Pełny tekst orzeczenia

Warszawa, dnia 26 lutego 2018 r.

Sygn. akt VI Ka 911/17

WYROK

W IMIENIU RZECZYPOSPOLITEJ POLSKIEJ

Sąd Okręgowy Warszawa-Praga w Warszawie VI Wydział Karny Odwoławczy w składzie :

Przewodniczący: SSO Zenon Stankiewicz

protokolant: p.o. protokolanta sądowego Anna Tarasiuk

przy udziale prokuratora Zuzanny Cupryk

po rozpoznaniu dnia 26 lutego 2018 r.

sprawy D. W., syna T. i L., ur. (...) w S.
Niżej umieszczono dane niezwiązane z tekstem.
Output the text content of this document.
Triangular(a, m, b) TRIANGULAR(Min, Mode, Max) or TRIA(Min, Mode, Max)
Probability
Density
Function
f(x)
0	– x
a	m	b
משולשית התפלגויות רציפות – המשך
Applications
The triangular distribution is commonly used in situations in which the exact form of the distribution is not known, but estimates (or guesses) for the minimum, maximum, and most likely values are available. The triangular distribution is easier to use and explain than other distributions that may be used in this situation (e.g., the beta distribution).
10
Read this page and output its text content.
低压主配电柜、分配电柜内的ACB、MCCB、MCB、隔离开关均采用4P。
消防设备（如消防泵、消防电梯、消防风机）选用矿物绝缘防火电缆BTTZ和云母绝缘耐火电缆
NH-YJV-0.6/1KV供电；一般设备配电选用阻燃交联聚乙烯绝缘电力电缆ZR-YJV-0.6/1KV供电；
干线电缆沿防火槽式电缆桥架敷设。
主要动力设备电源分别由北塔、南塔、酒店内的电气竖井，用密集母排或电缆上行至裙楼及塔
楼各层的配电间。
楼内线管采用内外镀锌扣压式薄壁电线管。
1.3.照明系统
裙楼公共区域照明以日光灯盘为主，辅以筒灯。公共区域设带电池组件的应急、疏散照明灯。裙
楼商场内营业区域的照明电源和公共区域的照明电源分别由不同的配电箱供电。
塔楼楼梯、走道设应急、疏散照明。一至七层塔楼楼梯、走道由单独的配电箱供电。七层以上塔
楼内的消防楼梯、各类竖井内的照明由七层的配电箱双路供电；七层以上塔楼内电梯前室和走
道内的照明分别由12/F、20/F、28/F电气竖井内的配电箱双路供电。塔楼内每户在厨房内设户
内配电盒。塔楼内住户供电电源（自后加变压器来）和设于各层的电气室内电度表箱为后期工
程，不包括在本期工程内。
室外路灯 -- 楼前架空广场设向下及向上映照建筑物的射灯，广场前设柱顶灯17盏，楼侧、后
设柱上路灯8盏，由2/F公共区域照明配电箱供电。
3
oskarżonego o przestępstwo z art. 178 a § 1 i 4 kk

na skutek apelacji wniesionych przez oskarżonego i obrońcę

od wyroku Sądu Rejonowego w Otwocku

z dnia 28 kwietnia 2017 r. sygn. akt II K 159/15

zaskarżony wyrok utrzymuje w mocy; zwalnia oskarżonego od kosztów sądowych w postępowaniu odwoławczym, przejmując wydatki na rachunek Skarbu Państwa; zasądza od Skarbu Państwa – Sądu Rejonowego w Otwocku na rzecz adw. M. K. kwotę 516,60 zł obejmującą wynagrodzenie za obronę z urzędu w II instancji oraz podatek od towarów i usług.

Sygn. akt VI Ka 911/17

UZASADNIENIE

wyroku Sądu Okręgowego Warszawa Praga w Warszawie

z dnia 26 lutego 2018r.

Wyrok Sądu Rejonowego w Otwocku z dnia 28 kwietnia 2017r. został zaskarżony przez oskarżonego D. W. oraz jego obrońcę. Apelacje te nie są zasadne. Sąd Rejonowy prawidłowo przeprowadził postępowanie, nie dopuszczając się dowolności w ocenie zgromadzonego w sprawie materiału dowodowego. Ocena ta, dokonana z uwzględnieniem zasad prawidłowego rozumowania oraz wskazań wiedzy i doświadczenia życiowego, nie wykracza poza ramy sędziowskiego uznania, nakreślone w art. 7 kpk.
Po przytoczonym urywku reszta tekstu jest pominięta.